- Feb 26, 2018
- 4:00 p.m.
- 260 New Classroom Building
- Dr. Moriba Jah, University of Texas Austin
- Faculty Host: Dr. Mark Psiaki
Abstract: The United States Strategic Command (USSTRATCOM) has developed and maintains a database of approximately 23000 objects the size of a cell phone and as large as a bus. Out of those, only about 1500 are working satellites and all else is space debris, rubbish as it were. The space domain began as an environment with only a handful of state actors and now is populated with objects either owned or funded by over 60 countries. The man-made space object population is growing at an alarming rate and not all objects are trackable for a variety of reasons. All space objects are modeled as spheres. There is no scientific taxonomy for classifying or understanding the currently tracked man-made space object population. The data collected on this population is sparse, biased, noisy, corrupt, and incomplete.
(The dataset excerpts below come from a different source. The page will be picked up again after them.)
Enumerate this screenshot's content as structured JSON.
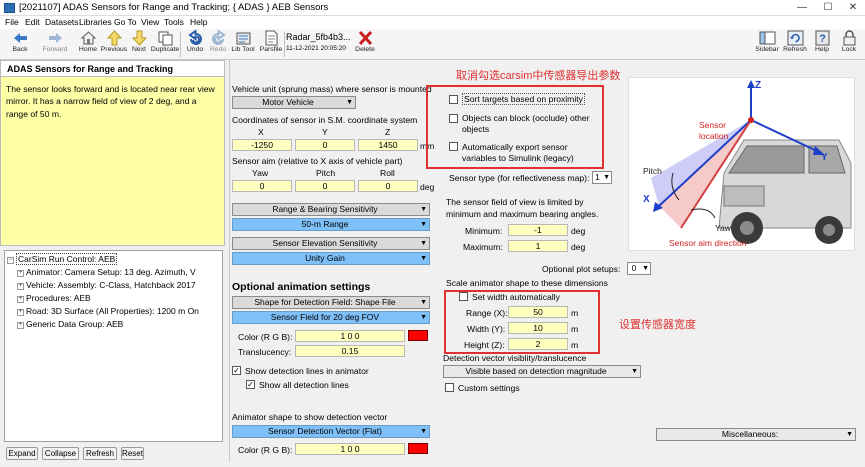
{
  "window": {
    "title": "[2021107] ADAS Sensors for Range and Tracking; { ADAS } AEB Sensors",
    "minimize": "—",
    "maximize": "☐",
    "close": "✕"
  },
  "menu": [
    "File",
    "Edit",
    "Datasets",
    "Libraries",
    "Go To",
    "View",
    "Tools",
    "Help"
  ],
  "toolbar": {
    "back": "Back",
    "forward": "Forward",
    "home": "Home",
    "previous": "Previous",
    "next": "Next",
    "duplicate": "Duplicate",
    "undo": "Undo",
    "redo": "Redo",
    "lib_tool": "Lib Tool",
    "parsfile": "Parsfile",
    "dataset_name": "Radar_5fb4b3...",
    "dataset_date": "11-12-2021 20:05:20",
    "delete": "Delete",
    "sidebar": "Sidebar",
    "refresh": "Refresh",
    "help": "Help",
    "lock": "Lock"
  },
  "left": {
    "tab_title": "ADAS Sensors for Range and Tracking",
    "description": "The sensor looks forward and is located near rear view mirror. It has a narrow field of view of 2 deg, and a range of 50 m.",
    "tree": [
      "CarSim Run Control: AEB",
      "Animator: Camera Setup: 13 deg. Azimuth, V",
      "Vehicle: Assembly: C-Class, Hatchback 2017",
      "Procedures: AEB",
      "Road: 3D Surface (All Properties): 1200 m On",
      "Generic Data Group: AEB"
    ],
    "buttons": {
      "expand": "Expand",
      "collapse": "Collapse",
      "refresh": "Refresh",
      "reset": "Reset"
    }
  },
  "main": {
    "vehicle_unit_label": "Vehicle unit (sprung mass) where sensor is mounted",
    "vehicle_unit_value": "Motor Vehicle",
    "coords_label": "Coordinates of sensor in S.M. coordinate system",
    "coord_headers": [
      "X",
      "Y",
      "Z"
    ],
    "coord_values": [
      "-1250",
      "0",
      "1450"
    ],
    "coord_unit": "mm",
    "aim_label": "Sensor aim (relative to X axis of vehicle part)",
    "aim_headers": [
      "Yaw",
      "Pitch",
      "Roll"
    ],
    "aim_values": [
      "0",
      "0",
      "0"
    ],
    "aim_unit": "deg",
    "range_sens_label": "Range & Bearing Sensitivity",
    "range_sens_value": "50-m Range",
    "elev_sens_label": "Sensor Elevation Sensitivity",
    "elev_sens_value": "Unity Gain",
    "opt_anim_title": "Optional animation settings",
    "shape_label": "Shape for Detection Field: Shape File",
    "shape_value": "Sensor Field for 20 deg FOV",
    "color_label": "Color (R G B):",
    "color_value": "1 0 0",
    "translucency_label": "Translucency:",
    "translucency_value": "0.15",
    "show_lines": "Show detection lines in animator",
    "show_all_lines": "Show all detection lines",
    "anim_vector_label": "Animator shape to show detection vector",
    "vector_value": "Sensor Detection Vector (Flat)",
    "color2_label": "Color (R G B):",
    "color2_value": "1 0 0",
    "checkbox_sort": "Sort targets based on proximity",
    "checkbox_block_1": "Objects can block (occlude) other",
    "checkbox_block_2": "objects",
    "checkbox_export_1": "Automatically export sensor",
    "checkbox_export_2": "variables to Simulink (legacy)",
    "annotation_1": "取消勾选carsim中传感器导出参数",
    "sensor_type_label": "Sensor type (for reflectiveness map):",
    "sensor_type_value": "1",
    "fov_text_1": "The sensor field of view is limited by",
    "fov_text_2": "minimum and maximum bearing angles.",
    "min_label": "Minimum:",
    "min_value": "-1",
    "max_label": "Maximum:",
    "max_value": "1",
    "deg": "deg",
    "opt_plot_label": "Optional plot setups:",
    "opt_plot_value": "0",
    "scale_label": "Scale animator shape to these dimensions",
    "set_width": "Set width automatically",
    "range_label": "Range (X):",
    "range_value": "50",
    "width_label": "Width (Y):",
    "width_value": "10",
    "height_label": "Height (Z):",
    "height_value": "2",
    "m": "m",
    "annotation_2": "设置传感器宽度",
    "det_vis_label": "Detection vector visiblity/translucence",
    "det_vis_value": "Visible based on detection magnitude",
    "custom_settings": "Custom settings",
    "misc": "Miscellaneous:"
  },
  "diagram": {
    "z": "Z",
    "y": "Y",
    "x": "X",
    "sensor_location_1": "Sensor",
    "sensor_location_2": "location",
    "pitch": "Pitch",
    "yaw": "Yaw",
    "aim_direction": "Sensor aim direction"
  }
}
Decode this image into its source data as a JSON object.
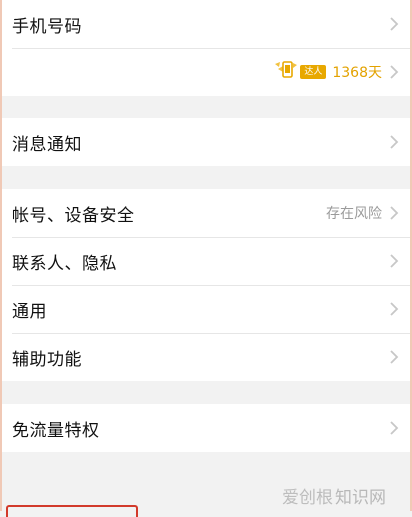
{
  "settings": {
    "phone_label": "手机号码",
    "streak": {
      "badge_text": "达人",
      "days": "1368天"
    },
    "notifications_label": "消息通知",
    "account_security": {
      "label": "帐号、设备安全",
      "status": "存在风险"
    },
    "contacts_privacy_label": "联系人、隐私",
    "general_label": "通用",
    "accessibility_label": "辅助功能",
    "free_data_label": "免流量特权"
  },
  "watermark": {
    "part1": "爱创根",
    "part2": "知识网"
  },
  "colors": {
    "accent_gold": "#e8a800",
    "chevron": "#c7c7c7",
    "highlight_red": "#d23a2b"
  }
}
The world is invoking a global space traffic management system with norms of behavior that all space actors can adhere to. However, we lack the sufficient knowledge about what is on-orbit, where it came from, where it is going, and what it can do. The ASTRIA research program at UT Austin, led by Dr Moriba Jah aims to provide a credible solution to this wicked problem. He will motivate the research, provide some meaningful examples of ways to possible address it, and seek your involvement.
Bio: Dr. Moriba Jah is an Associate Professor in the Aerospace Engineering and Engineering Mechanics Department at the University of Texas at Austin, and directs the ASTRIA research program. His research interests are in non-gravitational astrodynamics and advanced/non-linear multi-sensor/object tracking, prediction, and information fusion. His expertise is in space object detection, tracking, identification, and characterization, as well as spacecraft navigation.
Prior to being at UT Austin, Dr. Jah was the Director of the University of Arizona’s Space Object Behavioral Sciences with applications to Space Domain Awareness, Space Protection, Space Traffic Monitoring, and Space Debris research to name a few. Preceding that, Dr. Jah was the lead for the Air Force Research Laboratory’s (AFRL) Advanced Sciences and Technology Research Institute for Astronautics (ASTRIA) and a Principal Investigator for Detect/Track/Id/Characterize Program at AFRL’s Space Vehicles Directorate. He received his B.S. in Aerospace Engineering from Embry-Riddle Aeronautical University, Prescott, Arizona, and his M.S. and Ph.D. in Aerospace Engineering Sciences from the University of Colorado at Boulder specializing in astrodynamics and statistical orbit determination. Before joining AFRL in 2007, he was a spacecraft navigator for NASA’s Jet Propulsion Laboratory (JPL) in Pasadena, CA, serving on Mars Global Surveyor, Mars Odyssey, Mars Express (joint mission with ESA), Mars Exploration Rovers, Hayabusa (joint mission with JAXA), and the Mars Reconnaissance Orbiter. Dr. Jah has served as a member of the U.S. delegation to the United Nations Committee on the Peaceful Uses of Outer Space (UN-COPUOS), provided formal expert testimony to congress, and is the chair of the NATO SCI-279-TG activity on defining a Common NATO Space Domain Awareness Operating Picture. Dr. Jah founded the American Astronautical Society’s (AAS) Space Surveillance Technical Committee and is the Chair of the AIAA Astrodynamics Technical Committee. He is a member of the Astrodynamics Technical Committee of the International Astronautical Federation (IAF) and a permanent member of the Space Debris Technical Committee of the International Academy of Astronautics (IAA). Dr. Jah is a Fellow of the International Association for the Advancement of Space Safety (IAASS), the AFRL, the AAS and the Royal Astronomical Society (RAS), as well as an AIAA Associate Fellow, IEEE Senior Member, Associate Editor of Elsevier’s Advances in Space Research Journal. Dr. Jah is a world-recognized subject matter expert in astrodynamics-based Space Domain Awareness sciences and technologies with 75+ publications in peer-reviewed journals, conferences, and symposia. He’s been an invited lecturer and keynote speaker at many national and international space events, workshops, and fora.